Resulta da fundamentação do acto recorrido que se consideraram os actos de processamento de salários e subsídios ao Recorrente e que praticados ao longo do tempo como sendo actos administrativos que não foram impugnados pelo ora Recorrente e que, como tal, se consolidaram na ordem jurídica em virtude da caducidade do direito à respectiva impugnação.
A propósito da questão da natureza dos actos de processamento de vencimentos, o Tribunal de Última Instância definiu já o sentido da que deve ter-se pela boa interpretação da lei, no sentido de que, «o acto de processamento de abono, que contenha uma definição inovatória e voluntária por parte da Administração, e cujo conteúdo tenha sido levado ao conteúdo do interessado através de notificação, constitui um acto administrativo e consolida-se na ordem jurídica, como caso decidido, se não impugnado» (cfr. Ac. do Tribunal de Última Instância de 15 de Junho de 2010, proc. n.º 22/2010).
O acto recorrido parece querer encontrar apoio nesta douta jurisprudência. Mas a verdade é que, em relação à pretensão concretamente deduzida pelo Recorrente, aquela jurisprudência não é invocável.
Na verdade, a pretensão do Recorrente assenta no que diz ser um novo entendimento da Administração que, ao arrepio da norma do artigo 5.º do Despacho do Chefe do Executivo n.º 154/2005, considerou, aí sim, inovadoramente, aplicável ao coordenador do Centro de Promoção e Informação Turística de Macau em Portugal (CPITMP), o regime decorrente do Regulamento n.º 20/2003.
Os actos de processamento do vencimento do Recorrente estavam em absoluta conformidade com as normas legais e regulamentares e por isso não tinha ele qualquer fundamento para impugnar contenciosamente tais actos que, de resto, não continham qualquer definição inovatória e autoritária da situação do Recorrente.
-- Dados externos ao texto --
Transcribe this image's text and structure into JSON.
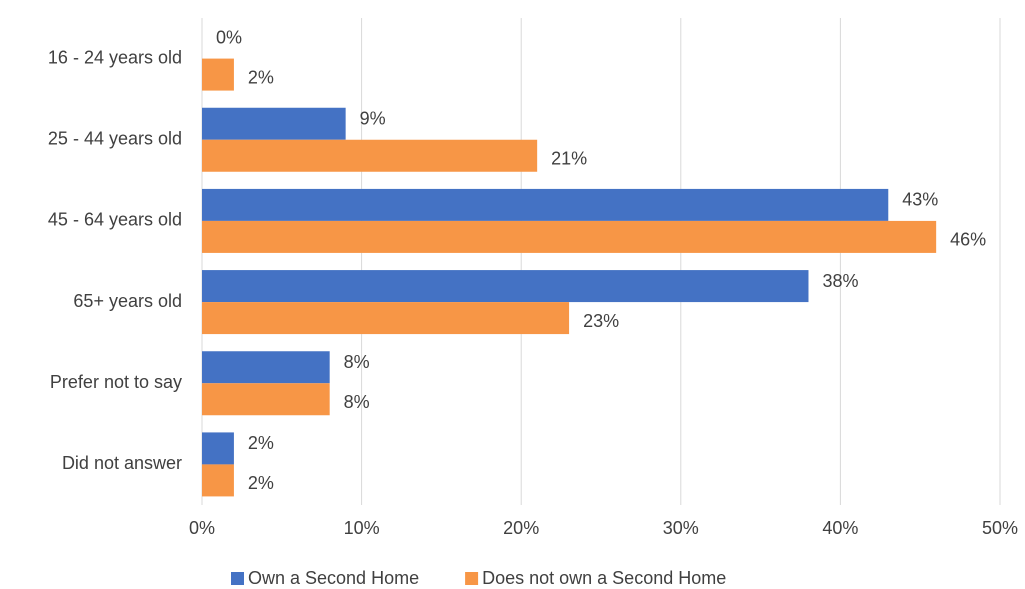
{
  "chart_data": {
    "type": "hbar",
    "categories": [
      "16 - 24 years old",
      "25 - 44 years old",
      "45 - 64 years old",
      "65+ years old",
      "Prefer not to say",
      "Did not answer"
    ],
    "series": [
      {
        "name": "Own a Second Home",
        "color": "#4472c4",
        "values": [
          0,
          9,
          43,
          38,
          8,
          2
        ],
        "value_labels": [
          "0%",
          "9%",
          "43%",
          "38%",
          "8%",
          "2%"
        ]
      },
      {
        "name": "Does not own a Second Home",
        "color": "#f79646",
        "values": [
          2,
          21,
          46,
          23,
          8,
          2
        ],
        "value_labels": [
          "2%",
          "21%",
          "46%",
          "23%",
          "8%",
          "2%"
        ]
      }
    ],
    "xlim": [
      0,
      50
    ],
    "xticks": [
      {
        "value": 0,
        "label": "0%"
      },
      {
        "value": 10,
        "label": "10%"
      },
      {
        "value": 20,
        "label": "20%"
      },
      {
        "value": 30,
        "label": "30%"
      },
      {
        "value": 40,
        "label": "40%"
      },
      {
        "value": 50,
        "label": "50%"
      }
    ],
    "grid": true,
    "legend": "bottom"
  }
}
O que sucedeu, como dissemos, foi uma interpretação superveniente da Administração que considerou que a pessoa que foi ocupar o lugar do Recorrente, afinal tinha direito aos subsídios e abonos constantes do Regulamento Administrativo n.º 20/2003 e foi com base nessa interpretação que o Recorrente veio reclamar para si igual benefício e com efeitos retroactivos.
Não pode falar-se, portanto, de actos administrativos que, pronunciando-se sobre a questão agora colocada pelo Recorrente a tenham decidido e se tenham consolidado na ordem jurídica por falta de impugnação atempada.
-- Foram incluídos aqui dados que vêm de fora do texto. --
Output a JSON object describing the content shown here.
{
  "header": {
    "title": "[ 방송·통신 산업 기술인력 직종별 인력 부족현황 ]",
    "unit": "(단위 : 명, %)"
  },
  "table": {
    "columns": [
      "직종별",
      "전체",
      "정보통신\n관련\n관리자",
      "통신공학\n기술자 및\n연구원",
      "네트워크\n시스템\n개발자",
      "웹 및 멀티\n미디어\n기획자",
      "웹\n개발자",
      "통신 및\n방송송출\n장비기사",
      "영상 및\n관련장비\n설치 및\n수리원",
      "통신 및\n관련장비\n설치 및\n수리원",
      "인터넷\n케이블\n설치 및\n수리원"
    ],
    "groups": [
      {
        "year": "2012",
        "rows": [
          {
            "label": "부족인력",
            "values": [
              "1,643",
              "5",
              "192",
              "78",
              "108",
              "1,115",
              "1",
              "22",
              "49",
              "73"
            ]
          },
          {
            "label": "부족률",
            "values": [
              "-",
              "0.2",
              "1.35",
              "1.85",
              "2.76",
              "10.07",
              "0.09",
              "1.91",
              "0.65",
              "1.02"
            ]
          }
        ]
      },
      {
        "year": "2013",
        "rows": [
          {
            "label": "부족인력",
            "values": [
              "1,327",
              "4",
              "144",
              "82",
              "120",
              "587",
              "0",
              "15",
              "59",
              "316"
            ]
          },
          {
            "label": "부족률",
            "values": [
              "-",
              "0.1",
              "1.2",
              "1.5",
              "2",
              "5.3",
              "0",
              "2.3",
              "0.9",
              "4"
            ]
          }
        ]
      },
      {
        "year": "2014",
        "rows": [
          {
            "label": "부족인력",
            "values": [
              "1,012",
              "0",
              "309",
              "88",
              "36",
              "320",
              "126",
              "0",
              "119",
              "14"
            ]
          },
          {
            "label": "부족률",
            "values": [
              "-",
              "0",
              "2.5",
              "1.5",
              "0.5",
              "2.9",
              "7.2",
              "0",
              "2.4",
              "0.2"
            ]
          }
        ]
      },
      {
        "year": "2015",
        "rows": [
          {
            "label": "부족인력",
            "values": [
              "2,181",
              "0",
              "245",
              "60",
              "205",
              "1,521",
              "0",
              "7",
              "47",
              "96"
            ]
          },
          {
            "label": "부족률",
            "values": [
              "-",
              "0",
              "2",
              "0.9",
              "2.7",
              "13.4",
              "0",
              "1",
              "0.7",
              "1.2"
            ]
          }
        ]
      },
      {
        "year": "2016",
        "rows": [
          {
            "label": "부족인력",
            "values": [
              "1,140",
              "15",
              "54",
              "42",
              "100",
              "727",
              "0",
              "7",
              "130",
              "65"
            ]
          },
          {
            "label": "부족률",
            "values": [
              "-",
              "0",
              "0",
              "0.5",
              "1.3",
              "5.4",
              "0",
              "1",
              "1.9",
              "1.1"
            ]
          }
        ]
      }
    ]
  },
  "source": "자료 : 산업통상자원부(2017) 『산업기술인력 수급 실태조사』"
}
Cremos, por isso, que, também nesta parte o acto recorrido está ferido da invalidade que lhe é apontada pelo Recorrente.
2.4.
O quarto vício apontado ao acto recorrido é o da violação de lei por erro de interpretação e aplicação das normas dos artigos 302.º, 303.º, alínea f) e 311.º, n.º 1, alínea c) do Código Civil.
Para o acto recorrido, já teria decorrido, em parte, o prazo de prescrição de 5 anos a que se reporta o artigo 303.º, alínea f) do Código Civil, pelo que não deveria ser praticado um acto com eficácia retroactiva nos termos pretendidos pelo Recorrente.
No entanto, a Entidade Recorrida, com o devido respeito, não ponderou duas coisas.
A primeira foi a de que a prescrição, ainda que se verificasse, não constituiria motivo para, só por isso, para indeferir totalmente a pretensão deduzida pelo Recorrente.
A segunda foi a de que, de acordo com a alínea c) do n.º 1 do artigo 311.º do Código Civil, a prescrição não se completa, entre as partes de um contrato individual de trabalho, relativamente aos créditos emergentes da relação laboral, antes de 2 anos corridos sobre o termo de tal contrato.
Ora, quando o Recorrente dirigiu a sua pretensão à Entidade Recorrida, tal prazo de 2 anos ainda não estava consumado, pelo que jamais se poderiam ter por prescritos os créditos alegados.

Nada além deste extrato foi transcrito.